February 23, 2016

When They Don’t Call.

Kyle Broad/Unsplash

I see that annoying little icon on Facebook that tells me they have read my message, but haven’t replied.

I sigh, exasperated. Vow to ignore it. Do something else.

Check again.

Oh yes, they’ve definitely been online—again. Not even a, “hey, can’t write now, talk soon!” to show for it.


And I can hardly complain, as I’m as bad as the worst of them when it comes to calling, writing or texting back.

Still, it nags.

And it nags, and it nags, and it nags.

This time, I mean it. I’m not going to waste another minute of my time irritated with the communicative incompetencies of my fellow human beings.

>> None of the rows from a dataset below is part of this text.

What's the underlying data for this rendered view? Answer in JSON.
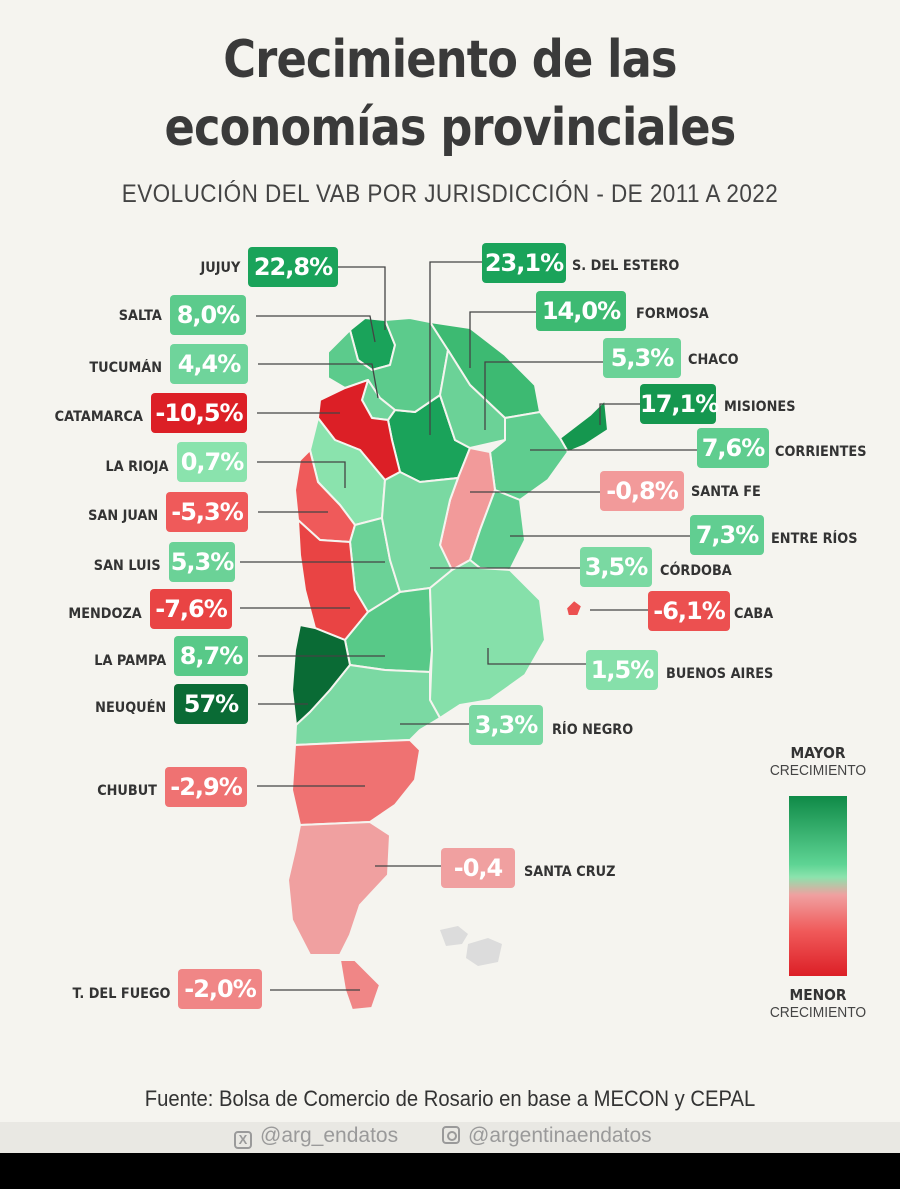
{
  "title": {
    "line1": "Crecimiento de las",
    "line2": "economías provinciales",
    "subtitle": "EVOLUCIÓN DEL VAB POR JURISDICCIÓN - DE 2011 A 2022"
  },
  "provinces": [
    {
      "name": "JUJUY",
      "value_label": "22,8%",
      "value": 22.8,
      "color": "#1aa35a"
    },
    {
      "name": "S. DEL ESTERO",
      "value_label": "23,1%",
      "value": 23.1,
      "color": "#1aa35a"
    },
    {
      "name": "SALTA",
      "value_label": "8,0%",
      "value": 8.0,
      "color": "#5ccb8c"
    },
    {
      "name": "FORMOSA",
      "value_label": "14,0%",
      "value": 14.0,
      "color": "#3dba72"
    },
    {
      "name": "TUCUMÁN",
      "value_label": "4,4%",
      "value": 4.4,
      "color": "#6fd49b"
    },
    {
      "name": "CHACO",
      "value_label": "5,3%",
      "value": 5.3,
      "color": "#6bd297"
    },
    {
      "name": "CATAMARCA",
      "value_label": "-10,5%",
      "value": -10.5,
      "color": "#dc1f26"
    },
    {
      "name": "MISIONES",
      "value_label": "17,1%",
      "value": 17.1,
      "color": "#15974f"
    },
    {
      "name": "CORRIENTES",
      "value_label": "7,6%",
      "value": 7.6,
      "color": "#5fcd8f"
    },
    {
      "name": "LA RIOJA",
      "value_label": "0,7%",
      "value": 0.7,
      "color": "#8ae3ad"
    },
    {
      "name": "SANTA FE",
      "value_label": "-0,8%",
      "value": -0.8,
      "color": "#f29a9a"
    },
    {
      "name": "SAN JUAN",
      "value_label": "-5,3%",
      "value": -5.3,
      "color": "#ef5a5a"
    },
    {
      "name": "ENTRE RÍOS",
      "value_label": "7,3%",
      "value": 7.3,
      "color": "#61ce91"
    },
    {
      "name": "SAN LUIS",
      "value_label": "5,3%",
      "value": 5.3,
      "color": "#6bd297"
    },
    {
      "name": "CÓRDOBA",
      "value_label": "3,5%",
      "value": 3.5,
      "color": "#7ad9a2"
    },
    {
      "name": "MENDOZA",
      "value_label": "-7,6%",
      "value": -7.6,
      "color": "#e94444"
    },
    {
      "name": "CABA",
      "value_label": "-6,1%",
      "value": -6.1,
      "color": "#ec5050"
    },
    {
      "name": "LA PAMPA",
      "value_label": "8,7%",
      "value": 8.7,
      "color": "#58c988"
    },
    {
      "name": "BUENOS AIRES",
      "value_label": "1,5%",
      "value": 1.5,
      "color": "#86e0aa"
    },
    {
      "name": "NEUQUÉN",
      "value_label": "57%",
      "value": 57,
      "color": "#0a6b35"
    },
    {
      "name": "RÍO NEGRO",
      "value_label": "3,3%",
      "value": 3.3,
      "color": "#7bd9a3"
    },
    {
      "name": "CHUBUT",
      "value_label": "-2,9%",
      "value": -2.9,
      "color": "#ef7272"
    },
    {
      "name": "SANTA CRUZ",
      "value_label": "-0,4",
      "value": -0.4,
      "color": "#f0a0a0"
    },
    {
      "name": "T. DEL FUEGO",
      "value_label": "-2,0%",
      "value": -2.0,
      "color": "#f08686"
    }
  ],
  "legend": {
    "top_bold": "MAYOR",
    "top_sub": "CRECIMIENTO",
    "bottom_bold": "MENOR",
    "bottom_sub": "CRECIMIENTO"
  },
  "source": "Fuente: Bolsa de Comercio de Rosario en base a MECON y CEPAL",
  "footer": {
    "twitter": "@arg_endatos",
    "instagram": "@argentinaendatos"
  }
}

Nope, not me—nothing gets to me like that anymore (or so I like to think).

Check again.

And so it goes.

So, what is a disgruntled “human waiting” to do?

We call; they don’t call back.

We write; they don’t write back.

We text—

You get the picture.

Exasperated, irritated and wasting our precious time with such petty emotions, we shut our laptops, turn off our phones and vow not to think about it.

But oh, how unruly the mind can be.

What can we do?

When they don’t call, we can sigh, stomp our feet and glower with exquisite powers of expression as we wait, all the while gathering our impatience about us like dark, swirling cloaks.



Or, we can try to leave it be. Practice compassion—perhaps someone in the family is sick, perhaps they’re busy, perhaps their thumbs are simply too tired.

Perhaps, perhaps, perhaps.

And then we forget, of course. Glower, sigh, flick impatiently through past calls.

It’s okay, the impatience. It’s okay, whichever emotions may march through our spectacularly uncooperative hearts. We sit with it.

And then we remember.

They haven’t called.

For f*ck’s sake, there are worse things.

We leave it be. Do something else.

Bring our thoughts back to ourselves and all that is so much more significant.

And the process continues.

It is a meditation unto itself, this reining in of impatience, this coming back to ourselves as we forget, then remember, then forget all over again.

Eventually, waiting settles like a calm pool at the base of our mind, and we actually let it go.

Eventually, it becomes less a matter of waiting, and more a state of that ever-elusive detachment.

We glower less, and smile more.

When they don’t call, write, text—when they are late, forgetful, careless—we (try to) practice.

And, we can only hope, it gets easier.